- The Muscovite Tsardom is not the Third, but the Last Kingdom before the Apocalypse;
- Kitezh, hidden from the world, because behind the seeming goodness of its motives lies a path to Hell;
- Moscow is not Anti-Rome — it is the harbinger of the Apocalypse, through which all of humanity must pass.
Eschatological Obsession
From the moment the cunning Venetians gifted Moscow the myth of being the “heir to Byzantium,” its spiritual transformation into an eschatological fortress began:
- The idea of “Moscow is the Third Rome, and there shall be no fourth” is not an expression of pride, but a conviction in the imminent end of the world as we know it.
- It is a call to end history, with the Russian Empire as the executioner’s axe in the hand of God.
But whereas Byzantium restrained chaos, Moscow generates, accelerates, and unleashes it.
It does not preserve order — it seeks catastrophe.
Sacred Catastrophe as a Mission
The “Russian” people were raised in the belief that:
- to perish for “the Tsar and the Faith” is a far greater calling than to live rich, happy, and free;
- the world is a lie, and terrible suffering — the true path to truth;
- the great mission is not to live well, but to die in torment.
Hence — the cult of suffering, sacrifice, and self-annihilation.
Moscow is not afraid of the Apocalypse — it welcomes it.
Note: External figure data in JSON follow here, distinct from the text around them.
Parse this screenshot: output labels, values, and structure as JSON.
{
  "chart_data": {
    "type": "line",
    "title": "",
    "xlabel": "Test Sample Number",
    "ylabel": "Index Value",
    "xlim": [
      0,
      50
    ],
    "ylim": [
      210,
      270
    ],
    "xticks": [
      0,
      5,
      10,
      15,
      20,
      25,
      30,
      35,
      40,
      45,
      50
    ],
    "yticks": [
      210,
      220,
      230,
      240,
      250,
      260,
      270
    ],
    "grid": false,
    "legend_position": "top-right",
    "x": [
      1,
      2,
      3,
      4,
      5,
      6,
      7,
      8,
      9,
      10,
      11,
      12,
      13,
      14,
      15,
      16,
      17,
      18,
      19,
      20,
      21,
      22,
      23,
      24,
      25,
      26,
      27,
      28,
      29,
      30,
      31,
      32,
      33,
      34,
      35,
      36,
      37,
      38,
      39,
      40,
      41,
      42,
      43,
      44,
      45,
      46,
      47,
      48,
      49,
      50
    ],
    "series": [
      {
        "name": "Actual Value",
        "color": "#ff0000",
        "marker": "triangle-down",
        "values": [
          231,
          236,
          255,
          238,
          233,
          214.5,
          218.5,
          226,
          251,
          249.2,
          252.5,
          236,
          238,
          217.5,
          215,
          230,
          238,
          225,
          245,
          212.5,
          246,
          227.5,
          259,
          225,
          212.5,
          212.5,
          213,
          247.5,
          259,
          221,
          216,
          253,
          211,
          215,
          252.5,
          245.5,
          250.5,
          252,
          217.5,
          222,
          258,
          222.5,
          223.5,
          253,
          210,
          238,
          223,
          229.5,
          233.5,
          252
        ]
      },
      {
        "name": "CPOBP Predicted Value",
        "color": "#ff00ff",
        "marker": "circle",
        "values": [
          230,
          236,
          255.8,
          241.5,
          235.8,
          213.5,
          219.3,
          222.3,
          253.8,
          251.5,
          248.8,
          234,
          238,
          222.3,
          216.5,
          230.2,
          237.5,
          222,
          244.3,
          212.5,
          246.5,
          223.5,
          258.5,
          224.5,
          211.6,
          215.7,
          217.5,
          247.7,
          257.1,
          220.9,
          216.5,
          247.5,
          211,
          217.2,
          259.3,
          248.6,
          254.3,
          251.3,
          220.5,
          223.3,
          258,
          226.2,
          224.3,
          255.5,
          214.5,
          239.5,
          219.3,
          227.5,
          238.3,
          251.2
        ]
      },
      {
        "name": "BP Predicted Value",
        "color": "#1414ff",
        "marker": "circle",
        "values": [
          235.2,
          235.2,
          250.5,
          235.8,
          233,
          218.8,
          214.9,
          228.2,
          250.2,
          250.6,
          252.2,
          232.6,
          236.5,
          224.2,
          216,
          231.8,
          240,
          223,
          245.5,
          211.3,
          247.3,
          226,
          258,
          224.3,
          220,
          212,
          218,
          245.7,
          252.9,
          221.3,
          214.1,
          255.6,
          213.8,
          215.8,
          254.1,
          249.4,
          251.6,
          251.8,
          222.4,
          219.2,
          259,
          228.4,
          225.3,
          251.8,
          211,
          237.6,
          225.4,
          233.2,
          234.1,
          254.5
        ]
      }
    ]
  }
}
And not just welcomes, but actively seeks to guarantee its arrival — hence all those myths about the Decline of Europe, the xenophobia, anti-Western paranoia, and recurring nuclear blackmail.
An Ideology of the End Instead of an Ideology of the Future
Russia, by definition, has no future. Its goal lies at the end.
While the rest of the world — even in its most bizarre forms — strove toward the future, Moscow built its grandeur on the foreboding of an inevitable end:
- Literature — from Dostoevsky to Berdyaev — is steeped in fatalism;
- Politics — from Ivan the Terrible to Putin — is always ready to march into war to the last “Russian,” as long as it avoids equal negotiation;
- Religion — turned into a cult of great demise, where holiness is measured by the scale of suffering and grief.
Moscow as Anti-Rome, as Anti-World
Moscow constructs a mirror image of the world — a distorted reflection of the civilized West:
- the righteous are martyrs,
- the heroes are executioners,
- freedom is heresy,
- the enemy is the future.
Moscow does not create civilization. It reproduces it as a crooked and grotesque imitation, loudly declaring:
“See? This doesn’t work.”
The idea of the End is its only constant.
Moscow does not fear nuclear war — it flirts with it. It is aroused by the anticipation of total destruction, because that is its chance to “finally realize itself.”
For the political archetype of the “Russomyth,” there is no other way to win except:
“You will all die — and we’ll go to Heaven.”